Oui, il fut un temps où il était normal que la personne la plus costaud aille chasser le mammouth et que la personne dotée de seins reste dans la caverne pour allaiter bébé Krômignon. Mais quelques centaines de millénaires se sont écoulés depuis. Aujourd’hui, le mammouth (ou ses descendants…) s’achète sous emballage plastique chez Carrefour, et une merveilleuse invention appelée biberon permet même à un être doté d’un pénis de nourrir son rejeton. Le progrès technique a mis la plupart des tâches à la portée de tout adulte doté de trois neurones connectés entre eux ce qui visiblement exclut certains sportifs de haut niveau. Partant de là, la division sexuée des fonctions parentales n’est plus nécessaire. Et il me semble que ceux qui plaident pour son maintien – essentiellement des hommes, vous l’aurez remarqué – nourrissent surtout la peur secrète que l’indépendance financière et sociale de la femme fasse perdre à son époux le pouvoir dont il se prévalait sur elle jusque là.

Je ne suis pas une sommité en matière d’éducation, mais je suis prête à parier toute ma (considérable) collection de chaussures sur une chose: pour bien grandir, un enfant n’a pas besoin d’une mère au foyer. Il a besoin de conditions matérielles décentes, d’amour et d’éducation. Toutes choses qu’il peut parfaitement recevoir d’une mère qui travaille*. Je n’irai pas jusqu’à dire que celle-ci aura plus d’argent à lui consacrer, plus de joie à passer du temps avec lui, et plus de choses à lui enseigner du fait même que son horizon n’est pas restreint aux quatre murs de son domicile, parce que ce serait aussi réducteur que l’affirmation contraire. Je suis certaine qu’une femme qui a choisi, parce qu’elle en avait profondément envie, de se consacrer toute entière à l’éducation de ses enfants et à la tenue de son foyer peut elle aussi faire un boulot génial – ou commettre quelques belles bourdes, d’ailleurs. J’aimerais juste qu’aucune femme ne se sente forcée de le faire par des conventions archaïques, et qu’aucun homme n’aille plus s’imaginer que c’est là sa place « naturelle ».
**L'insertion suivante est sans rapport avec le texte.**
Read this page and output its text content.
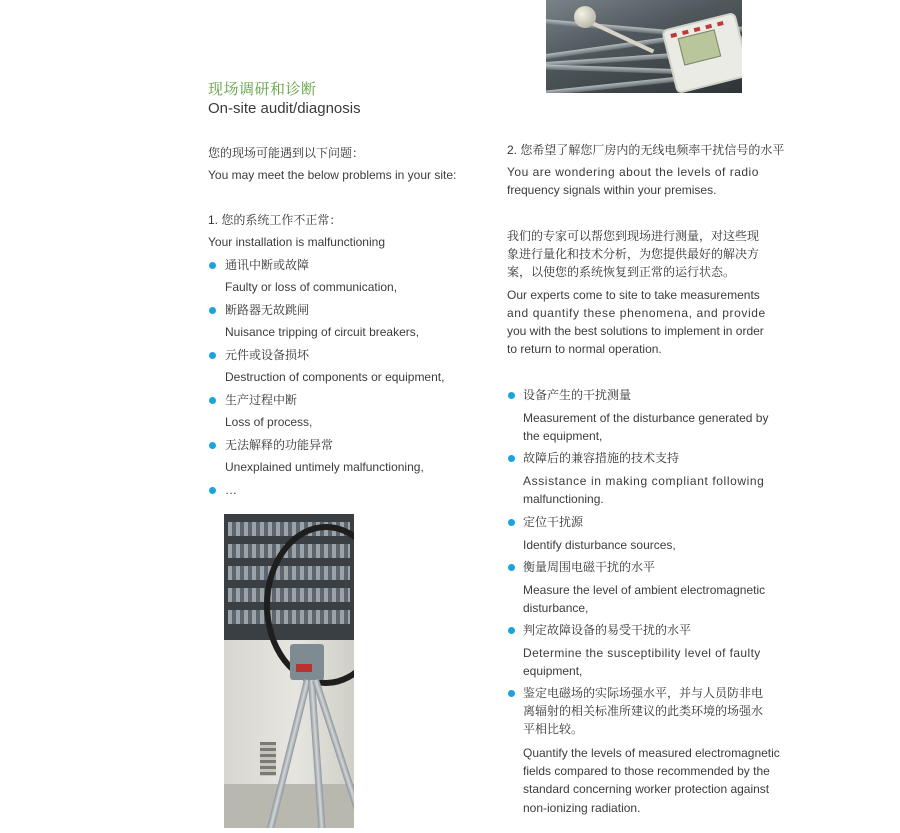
现场调研和诊断
On-site audit/diagnosis
您的现场可能遇到以下问题：
You may meet the below problems in your site:
1. 您的系统工作不正常：
Your installation is malfunctioning
通讯中断或故障
Faulty or loss of communication,
断路器无故跳闸
Nuisance tripping of circuit breakers,
元件或设备损坏
Destruction of components or equipment,
生产过程中断
Loss of process,
无法解释的功能异常
Unexplained untimely malfunctioning,
…
2. 您希望了解您厂房内的无线电频率干扰信号的水平
You are wondering about the levels of radio
frequency signals within your premises.
我们的专家可以帮您到现场进行测量，对这些现
象进行量化和技术分析，为您提供最好的解决方
案，以使您的系统恢复到正常的运行状态。
Our experts come to site to take measurements
and quantify these phenomena, and provide
you with the best solutions to implement in order
to return to normal operation.
设备产生的干扰测量
Measurement of the disturbance generated by
the equipment,
故障后的兼容措施的技术支持
Assistance in making compliant following
malfunctioning.
定位干扰源
Identify disturbance sources,
衡量周围电磁干扰的水平
Measure the level of ambient electromagnetic
disturbance,
判定故障设备的易受干扰的水平
Determine the susceptibility level of faulty
equipment,
鉴定电磁场的实际场强水平，并与人员防非电
离辐射的相关标准所建议的此类环境的场强水
平相比较。
Quantify the levels of measured electromagnetic
fields compared to those recommended by the
standard concerning worker protection against
non-ionizing radiation.
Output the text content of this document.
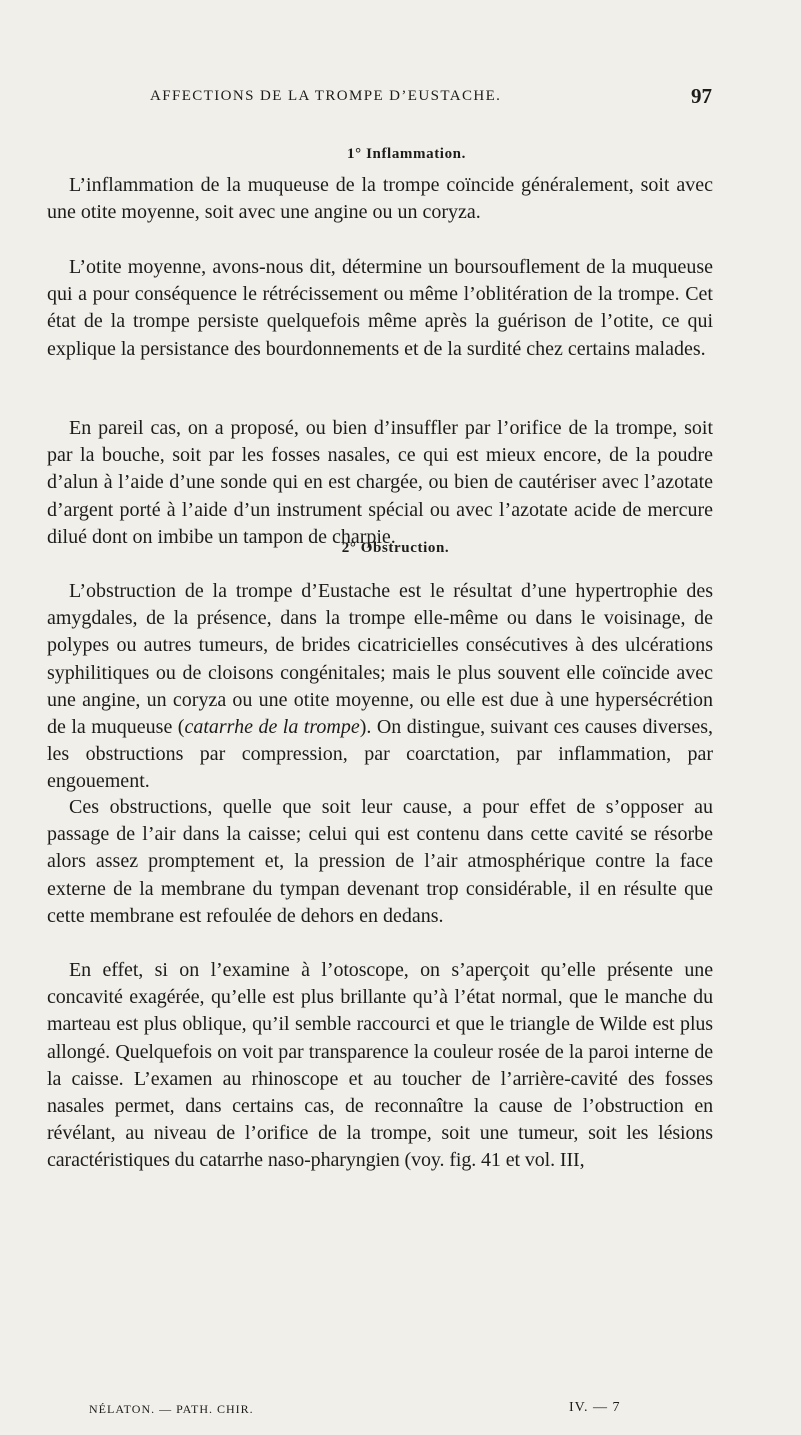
AFFECTIONS DE LA TROMPE D’EUSTACHE.	97
1° Inflammation.

L’inflammation de la muqueuse de la trompe coïncide généralement, soit avec une otite moyenne, soit avec une angine ou un coryza.

L’otite moyenne, avons-nous dit, détermine un boursouflement de la muqueuse qui a pour conséquence le rétrécissement ou même l’oblitération de la trompe. Cet état de la trompe persiste quelquefois même après la guérison de l’otite, ce qui explique la persistance des bourdonnements et de la surdité chez certains malades.

En pareil cas, on a proposé, ou bien d’insuffler par l’orifice de la trompe, soit par la bouche, soit par les fosses nasales, ce qui est mieux encore, de la poudre d’alun à l’aide d’une sonde qui en est chargée, ou bien de cautériser avec l’azotate d’argent porté à l’aide d’un instrument spécial ou avec l’azotate acide de mercure dilué dont on imbibe un tampon de charpie.

2° Obstruction.

L’obstruction de la trompe d’Eustache est le résultat d’une hypertrophie des amygdales, de la présence, dans la trompe elle-même ou dans le voisinage, de polypes ou autres tumeurs, de brides cicatricielles consécutives à des ulcérations syphilitiques ou de cloisons congénitales; mais le plus souvent elle coïncide avec une angine, un coryza ou une otite moyenne, ou elle est due à une hypersécrétion de la muqueuse (catarrhe de la trompe). On distingue, suivant ces causes diverses, les obstructions par compression, par coarctation, par inflammation, par engouement.

Ces obstructions, quelle que soit leur cause, a pour effet de s’opposer au passage de l’air dans la caisse; celui qui est contenu dans cette cavité se résorbe alors assez promptement et, la pression de l’air atmosphérique contre la face externe de la membrane du tympan devenant trop considérable, il en résulte que cette membrane est refoulée de dehors en dedans.

En effet, si on l’examine à l’otoscope, on s’aperçoit qu’elle présente une concavité exagérée, qu’elle est plus brillante qu’à l’état normal, que le manche du marteau est plus oblique, qu’il semble raccourci et que le triangle de Wilde est plus allongé. Quelquefois on voit par transparence la couleur rosée de la paroi interne de la caisse. L’examen au rhinoscope et au toucher de l’arrière-cavité des fosses nasales permet, dans certains cas, de reconnaître la cause de l’obstruction en révélant, au niveau de l’orifice de la trompe, soit une tumeur, soit les lésions caractéristiques du catarrhe naso-pharyngien (voy. fig. 41 et vol. III,

NÉLATON. — PATH. CHIR.	IV. — 7
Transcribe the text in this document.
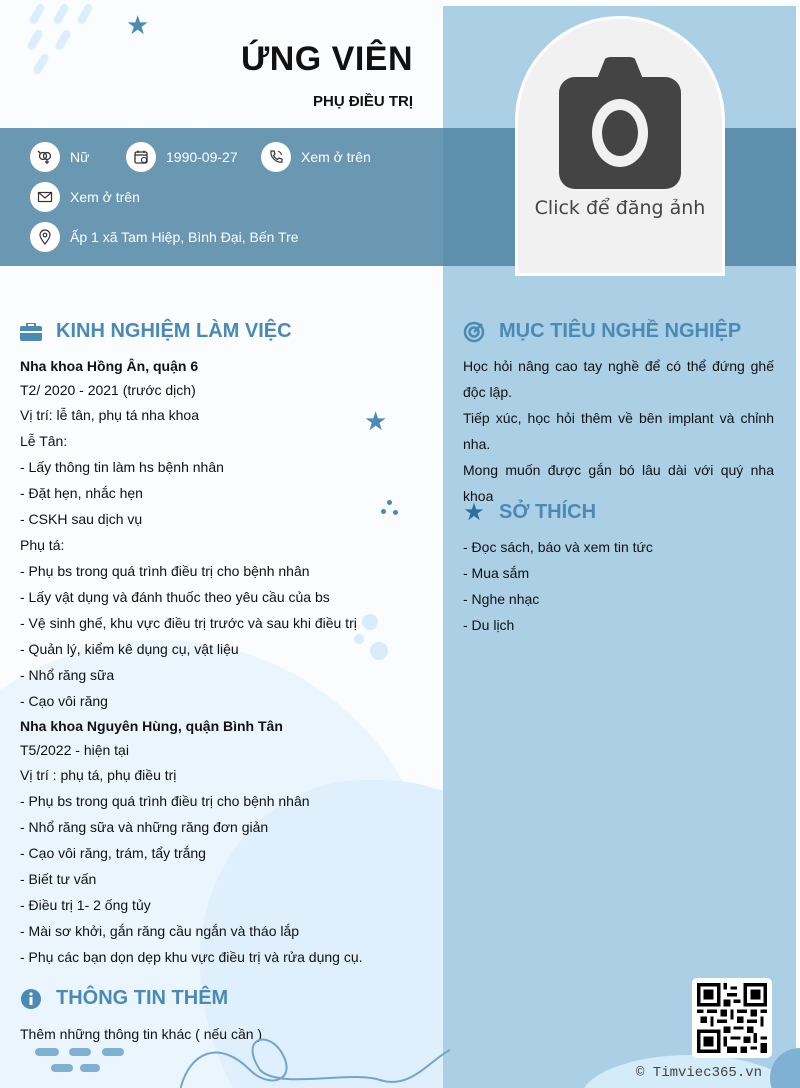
★
★
ỨNG VIÊN
PHỤ ĐIỀU TRỊ
Nữ	1990-09-27	Xem ở trên
Xem ở trên
Ấp 1 xã Tam Hiệp, Bình Đại, Bến Tre
Click để đăng ảnh
KINH NGHIỆM LÀM VIỆC
Nha khoa Hồng Ân, quận 6
T2/ 2020 - 2021 (trước dịch)
Vị trí: lễ tân, phụ tá nha khoa
Lễ Tân:
- Lấy thông tin làm hs bệnh nhân
- Đặt hẹn, nhắc hẹn
- CSKH sau dịch vụ
Phụ tá:
- Phụ bs trong quá trình điều trị cho bệnh nhân
- Lấy vật dụng và đánh thuốc theo yêu cầu của bs
- Vệ sinh ghế, khu vực điều trị trước và sau khi điều trị
- Quản lý, kiểm kê dụng cụ, vật liệu
- Nhổ răng sữa
- Cạo vôi răng
Nha khoa Nguyên Hùng, quận Bình Tân
T5/2022 - hiện tại
Vị trí : phụ tá, phụ điều trị
- Phụ bs trong quá trình điều trị cho bệnh nhân
- Nhổ răng sữa và những răng đơn giản
- Cạo vôi răng, trám, tẩy trắng
- Biết tư vấn
- Điều trị 1- 2 ống tủy
- Mài sơ khởi, gắn răng cầu ngắn và tháo lắp
- Phụ các bạn dọn dẹp khu vực điều trị và rửa dụng cụ.
THÔNG TIN THÊM
Thêm những thông tin khác ( nếu cần )
MỤC TIÊU NGHỀ NGHIỆP

Học hỏi nâng cao tay nghề để có thể đứng ghế độc lập.

Tiếp xúc, học hỏi thêm về bên implant và chỉnh nha.

Mong muốn được gắn bó lâu dài với quý nha khoa

★ SỞ THÍCH
- Đọc sách, báo và xem tin tức
- Mua sắm
- Nghe nhạc
- Du lịch
© Timviec365.vn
Ca veut dire quoi, « naturel »? Ce qui était au commencement de l’humanité? Mais on a quand même fait un tout petit peu de chemin depuis! Au début du XXIème siècle, on est capable d’envoyer des sondes sur Mars. Ce serait quand même terrible que l’ordre social soit la seule chose qui n’ait pas évolué pendant tout ce temps – ou la seule qui ait évolué de manière négative, pour engendrer des hordes de futurs adultes déséquilibrés. Non?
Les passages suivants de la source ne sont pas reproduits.